Production dashboards in breweries, distilleries and wineries die of translation failure, and the cure is getting process knowledge and BI engineering into the same room — or the same head. The hybrid’s edge isn’t cleverness; it’s that nothing is lost in translation: the model is process-true, the KPIs carry their industry definitions, the estimates are labelled as estimates, and the first number the floor checks is one they recognise. That’s how trust starts, and trust is the entire game. The tools have never been better — Fabric finally puts the whole ladder on one platform — but the overlap is still the scarce resource. If you’re a brewer, distiller or winemaker eyeing the data side: the industry doesn’t just have room for you. It’s short of you.

Frequently asked questions

Why does a BI developer with brewing or distilling experience build better production dashboards? Because the failure points are all translation failures. Someone who has done a warehouse return knows bulk litres from litres of pure alcohol; someone who has run fermentations knows why time is measured in hours from pitch, not calendar dates; someone who has stood at the spirit safe defines yield the way the industry defines it. The data model comes out process-true on the first pass, and operators recognise their own numbers — which is where trust, and therefore usage, comes from.
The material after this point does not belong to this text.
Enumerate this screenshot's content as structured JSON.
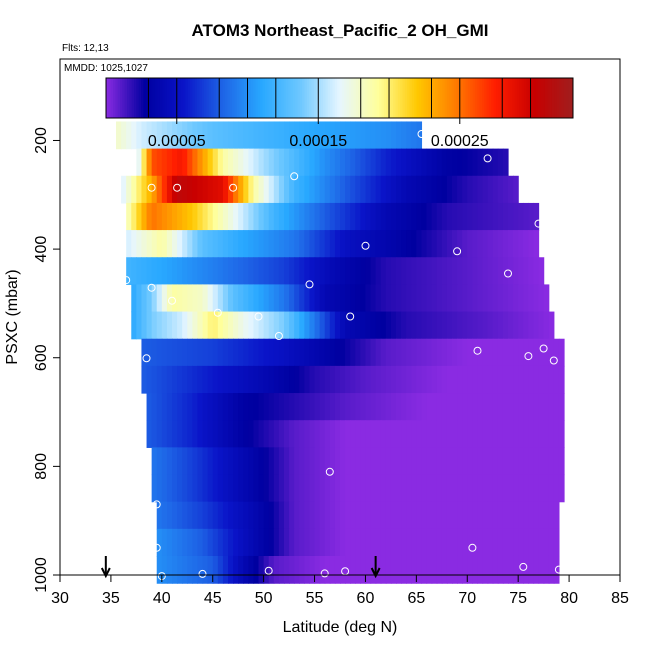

Can a distillery just train its own people in Power BI instead of hiring developers? Sometimes — and it often beats the reverse. Teaching a process person solid modelling discipline (star schemas, measure design, version control) is frequently faster than teaching a developer ten years of process intuition. The risk is the lovable unmaintainable hairball: domain people with no engineering discipline build dashboards that die when they change jobs. The discipline has to come with the domain knowledge.

What should a hybrid brewer-distiller-BI developer actually do differently? Start in the morning meeting, not the data warehouse: find the numbers the team already argues about, model the batch genealogy as the spine, define every measure with its industry semantics written down, and ship one small dashboard that matches the whiteboard before building anything ambitious. Trust is won number by number.